Cisco ISE (Identity Services Engine) is a network access control (NAC) platform. Its primary function is to act as the central policy decision point for who and what gets access to the network, under what conditions, and with what restrictions. In 802.1X deployments, ISE serves as the RADIUS authentication server — but that description understates what ISE actually does.

A plain RADIUS server checks credentials against a directory and returns pass or fail. ISE does that and then evaluates dozens of additional conditions: What type of device is this? Is it managed or unmanaged? Is its operating system current? Is the antivirus active? Has it been seen before? What network device is it connecting through? What time is it? Based on all of these, ISE returns not just pass or fail, but a specific access policy — VLAN assignment, downloadable ACL, security group tag, session timeout, redirect URL for posture assessment.

This article covers what ISE is, how it's deployed, and which components matter for 802.1X. Specific configuration tasks — adding network devices, configuring policy sets, setting up PEAP and EAP-TLS — are covered in the configuration articles starting with Article 9: Configuring Cisco ISE as a RADIUS Server for 802.1X.
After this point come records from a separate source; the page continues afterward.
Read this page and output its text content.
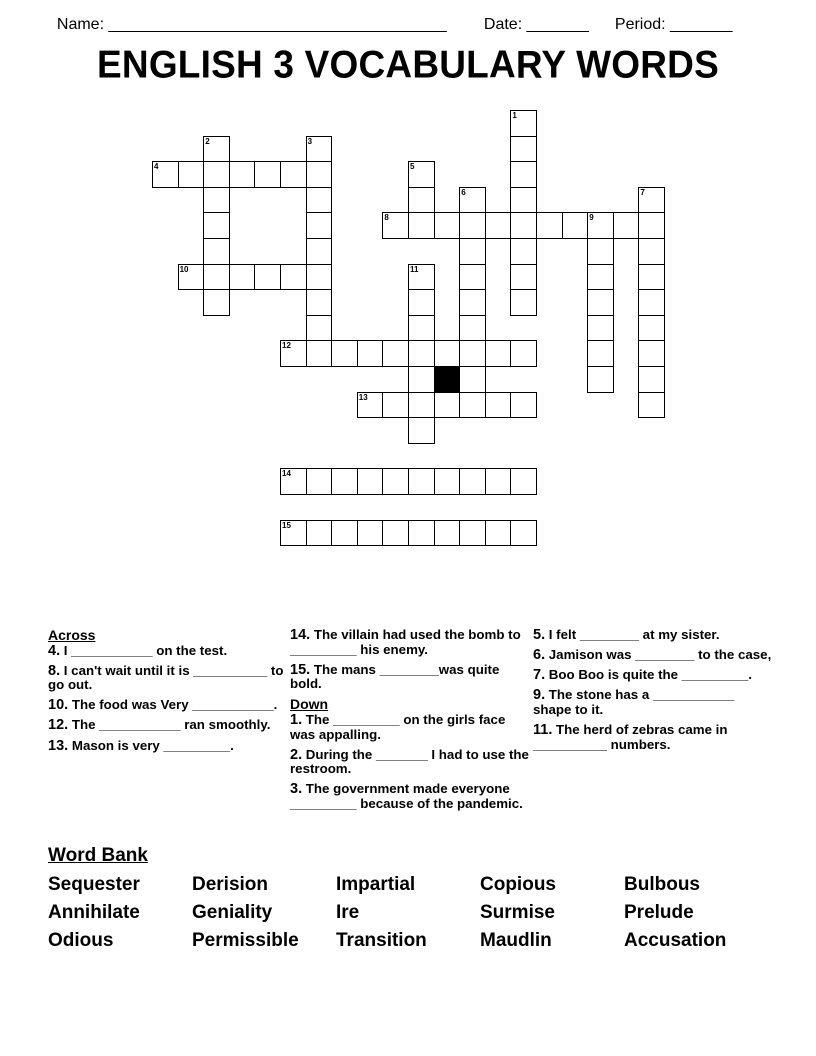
Name: ______________________________________	Date: _______	Period: _______

ENGLISH 3 VOCABULARY WORDS
1
2	3
4	5
6	7
8	9
10	11
12
13
14
15
Across
4. I ___________ on the test.
8. I can't wait until it is __________ to go out.
10. The food was Very ___________.
12. The ___________ ran smoothly.
13. Mason is very _________.
14. The villain had used the bomb to _________ his enemy.
15. The mans ________was quite bold.
Down
1. The _________ on the girls face was appalling.
2. During the _______ I had to use the restroom.
3. The government made everyone _________ because of the pandemic.
5. I felt ________ at my sister.
6. Jamison was ________ to the case,
7. Boo Boo is quite the _________.
9. The stone has a ___________ shape to it.
11. The herd of zebras came in __________ numbers.
Word Bank
Sequester	Derision	Impartial	Copious	Bulbous
Annihilate	Geniality	Ire	Surmise	Prelude
Odious	Permissible Transition	Maudlin	Accusation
ISE Deployment Architecture

ISE is deployed as one or more virtual machines or physical appliances. In most enterprise environments, it runs as VMs on UCS or another hypervisor platform. ISE 3.2 supports deployment on VMware ESXi, KVM, and as cloud instances on AWS and Azure.

A full ISE deployment uses three node personas:

Policy Administration Node (PAN)

The PAN is the management plane — it's where all configuration lives. ISE GUI runs on the PAN. Policy sets, identity sources, network device definitions, endpoint database, guest portals — all configured here. The PAN pushes configuration to the other nodes.
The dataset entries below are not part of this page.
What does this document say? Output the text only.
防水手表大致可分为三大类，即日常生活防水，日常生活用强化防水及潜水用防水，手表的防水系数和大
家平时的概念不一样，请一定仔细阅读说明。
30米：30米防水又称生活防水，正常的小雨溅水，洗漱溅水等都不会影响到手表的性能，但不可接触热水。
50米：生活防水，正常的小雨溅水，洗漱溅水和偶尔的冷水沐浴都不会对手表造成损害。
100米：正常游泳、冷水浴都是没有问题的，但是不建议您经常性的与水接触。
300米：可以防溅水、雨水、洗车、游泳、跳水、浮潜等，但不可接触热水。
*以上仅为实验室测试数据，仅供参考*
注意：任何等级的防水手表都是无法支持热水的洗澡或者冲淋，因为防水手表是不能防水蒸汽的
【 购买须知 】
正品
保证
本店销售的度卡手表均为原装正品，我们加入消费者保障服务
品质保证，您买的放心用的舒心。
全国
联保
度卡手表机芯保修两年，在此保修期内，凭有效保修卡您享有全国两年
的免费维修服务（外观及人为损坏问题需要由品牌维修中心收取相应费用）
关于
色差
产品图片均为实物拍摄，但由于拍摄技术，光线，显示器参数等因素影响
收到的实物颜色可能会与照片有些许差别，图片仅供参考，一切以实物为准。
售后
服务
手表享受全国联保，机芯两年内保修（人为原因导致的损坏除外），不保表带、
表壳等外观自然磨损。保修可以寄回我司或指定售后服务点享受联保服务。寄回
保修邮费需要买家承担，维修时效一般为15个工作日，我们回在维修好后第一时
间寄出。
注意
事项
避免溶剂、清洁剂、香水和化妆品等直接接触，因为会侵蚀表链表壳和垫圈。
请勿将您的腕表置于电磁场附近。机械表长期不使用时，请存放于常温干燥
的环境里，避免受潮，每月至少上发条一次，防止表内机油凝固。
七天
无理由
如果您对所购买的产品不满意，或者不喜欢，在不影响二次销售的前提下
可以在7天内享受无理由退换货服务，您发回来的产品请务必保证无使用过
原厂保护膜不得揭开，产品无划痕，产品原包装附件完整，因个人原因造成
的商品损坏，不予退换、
In a high-availability deployment, you have a primary PAN and a secondary PAN. The secondary PAN provides failover for the admin GUI; it does not process authentication requests directly. Promotion to primary is manual or automatic depending on configuration.

In this lab, a single ISE VM serves all personas (standalone deployment). This is appropriate for lab and small-scale production deployments.
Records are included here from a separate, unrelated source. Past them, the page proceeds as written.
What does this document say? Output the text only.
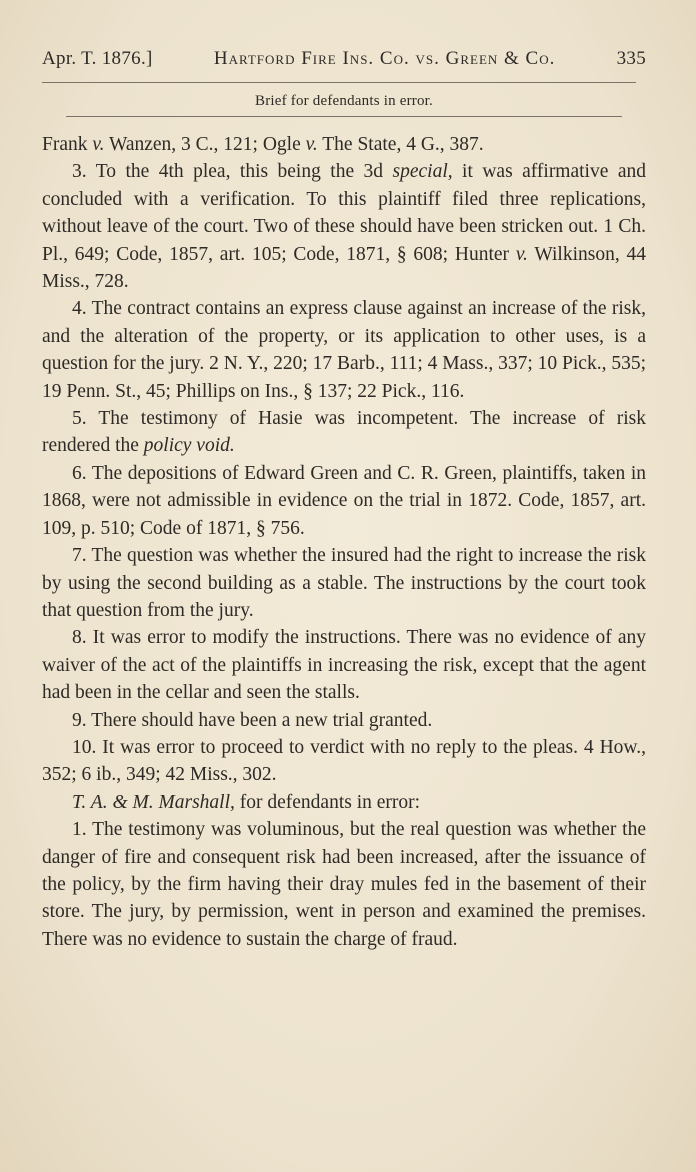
Apr. T. 1876.]	Hartford Fire Ins. Co. vs. Green & Co.	335
Brief for defendants in error.

Frank v. Wanzen, 3 C., 121; Ogle v. The State, 4 G., 387.

3. To the 4th plea, this being the 3d special, it was affirmative and concluded with a verification. To this plaintiff filed three replications, without leave of the court. Two of these should have been stricken out. 1 Ch. Pl., 649; Code, 1857, art. 105; Code, 1871, § 608; Hunter v. Wilkinson, 44 Miss., 728.

4. The contract contains an express clause against an increase of the risk, and the alteration of the property, or its application to other uses, is a question for the jury. 2 N. Y., 220; 17 Barb., 111; 4 Mass., 337; 10 Pick., 535; 19 Penn. St., 45; Phillips on Ins., § 137; 22 Pick., 116.

5. The testimony of Hasie was incompetent. The increase of risk rendered the policy void.

6. The depositions of Edward Green and C. R. Green, plaintiffs, taken in 1868, were not admissible in evidence on the trial in 1872. Code, 1857, art. 109, p. 510; Code of 1871, § 756.

7. The question was whether the insured had the right to increase the risk by using the second building as a stable. The instructions by the court took that question from the jury.

8. It was error to modify the instructions. There was no evidence of any waiver of the act of the plaintiffs in increasing the risk, except that the agent had been in the cellar and seen the stalls.

9. There should have been a new trial granted.

10. It was error to proceed to verdict with no reply to the pleas. 4 How., 352; 6 ib., 349; 42 Miss., 302.

T. A. & M. Marshall, for defendants in error:

1. The testimony was voluminous, but the real question was whether the danger of fire and consequent risk had been increased, after the issuance of the policy, by the firm having their dray mules fed in the basement of their store. The jury, by permission, went in person and examined the premises. There was no evidence to sustain the charge of fraud.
Monitoring and Troubleshooting Node (MnT)

The MnT node collects all RADIUS accounting data, authentication logs, and operational data from the PSNs. It runs the database and API backend for Operations > RADIUS > Live Logs and Live Sessions — the views you spend the most time in when troubleshooting.

In a distributed deployment, authentication PSNs forward log data to the MnT. In a standalone deployment, the single node handles MnT functions locally.

Policy Service Node (PSN)

PSNs process RADIUS requests — they are the nodes your switches actually send RADIUS traffic to. In a large campus deployment, you may have dozens of PSNs spread across sites, with each access switch's RADIUS server configuration pointing to a nearby PSN.

PSNs handle:

  • RADIUS authentication and authorization
  • Profiling probes (DHCP, HTTP, SNMP, Netflow)
  • Guest portal hosting
  • Posture redirect and assessment
  • CoA initiation

In the lab, ISE IP 10.0.0.10 is the single PSN (and PAN and MnT). In production, 10.0.0.10 would be a PSN that the Catalyst 9300 uses as its RADIUS server. The PAN may have a different IP — it doesn't process RADIUS requests.

The ISE Policy Model

ISE 3.2 uses a hierarchical policy model for 802.1X decisions:

Policy Sets

Policy Sets are the top-level containers for authentication and authorization policy. Each Policy Set has:

  • A condition that determines which RADIUS requests this set handles
  • An allowed protocols service
  • A set of authentication rules
  • A set of authorization rules

Navigation: Policy > Policy Sets

In most deployments, Policy Sets are scoped by network device type or network device group. For example:

  • Policy Set "Campus-Wired" — matches requests from Catalyst switches (by device type attribute)
  • Policy Set "Wireless" — matches requests from WLC or Catalyst Center
  • Policy Set "VPN" — matches requests from ASA or FTD

Each Policy Set evaluates independently. Requests enter the first matching Policy Set and are evaluated only within that set.

Authentication Policy (Inside a Policy Set)

The Authentication Policy determines:

  1. Which identity store to query (Active Directory, LDAP, ISE Internal, Certificate)
  2. Which EAP methods to allow (via Allowed Protocols)

A typical Authentication Policy inside "Campus-Wired":

Rule Name Condition Use If Auth Fail If User Not Found If Process Fail
Dot1x Network Access: EapAuthentication EQUALS PEAP All_AD_Join Reject Reject Drop
MAB Network Access: UseCase EQUALS Host Lookup Internal Endpoints Reject Reject Drop

The "Dot1x" rule matches PEAP authentication and queries Active Directory. The "MAB" rule matches host lookup (UseCase = Host Lookup is how ISE identifies MAB requests, since MAB sends Service-Type = Call-Check) and queries the internal endpoint database.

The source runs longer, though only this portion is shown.